El sonido del teléfono fue como una señal de vida entre todas esas narraciones de muerte. Vivien se secó las manos y cogió el inalámbrico. Oyó la voz del capitán Alan Bellew, fuerte e incisiva como siempre, pero con una ligera nota de cansancio.

– Hola, Vivien, soy Bellew.

Nunca antes la había llamado a su casa y menos aún en sus días de descanso. Enseguida imaginó cuál podía ser la continuación.

– Dime.

No hubo necesidad de aclaraciones. Los dos conocían bien de qué se trataba.

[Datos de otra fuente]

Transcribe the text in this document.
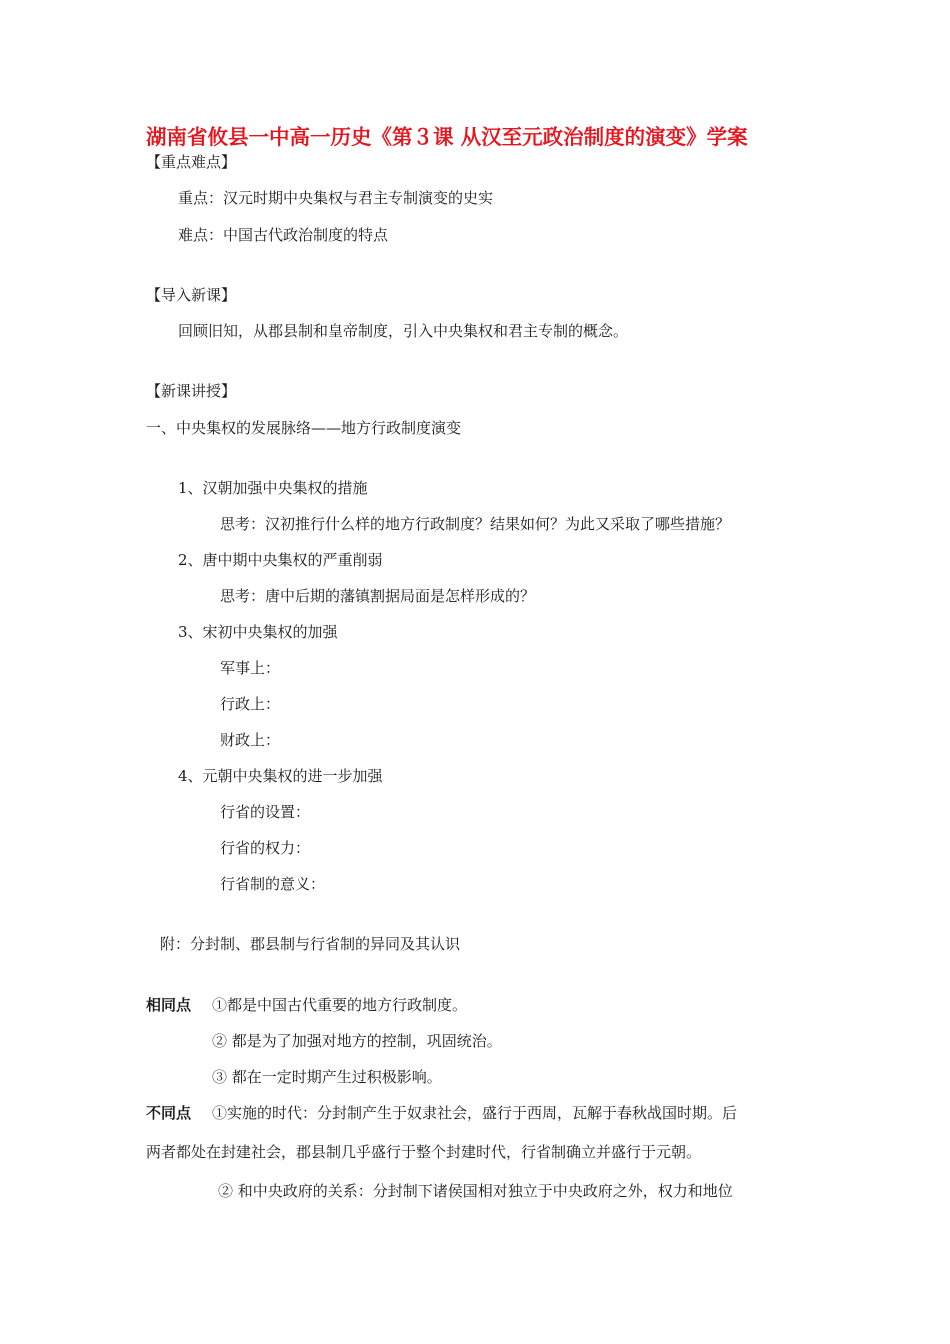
湖南省攸县一中高一历史《第３课 从汉至元政治制度的演变》学案
【重点难点】
重点：汉元时期中央集权与君主专制演变的史实
难点：中国古代政治制度的特点
【导入新课】
回顾旧知，从郡县制和皇帝制度，引入中央集权和君主专制的概念。
【新课讲授】
一、中央集权的发展脉络——地方行政制度演变
1、汉朝加强中央集权的措施
思考：汉初推行什么样的地方行政制度？结果如何？为此又采取了哪些措施？
2、唐中期中央集权的严重削弱
思考：唐中后期的藩镇割据局面是怎样形成的？
3、宋初中央集权的加强
军事上：
行政上：
财政上：
4、元朝中央集权的进一步加强
行省的设置：
行省的权力：
行省制的意义：
附：分封制、郡县制与行省制的异同及其认识
相同点 ①都是中国古代重要的地方行政制度。
② 都是为了加强对地方的控制，巩固统治。
③ 都在一定时期产生过积极影响。
不同点 ①实施的时代：分封制产生于奴隶社会，盛行于西周，瓦解于春秋战国时期。后
两者都处在封建社会，郡县制几乎盛行于整个封建时代，行省制确立并盛行于元朝。
② 和中央政府的关系：分封制下诸侯国相对独立于中央政府之外，权力和地位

– Es un follón. Acabo de salir de una reunión en la Jefatura Central con el jefe de policía y los responsables de los distritos. Estoy convocando a todos mis efectivos. Esta noche os quiero ver para ponernos a todos al corriente de la situación.

– ¿Es tan grave?

– Sí. Lo que sabe la prensa todavía no es nada en comparación. Aunque debo reconocer que por el momento tampoco nosotros sabemos mucho más. Existe la posibilidad, si bien remota, de que la ciudad esté siendo sometida a un ataque. En cualquier caso os lo explicaré todo personalmente. A las nueve en comisaría.

– De acuerdo.

La voz del capitán cambió de tono y se transformó en la de un amigo, después de haber sido la de un superior en una emergencia.

– Lo siento, Vivien. Sé que últimamente has trabajado duro y sé de tus compromisos. Esta noche tenías que acompañar a tu sobrina al concierto de U2. En todo caso debes saber que por motivos de orden público han sido suspendidas todas las actividades que supongan la reunión de muchas personas.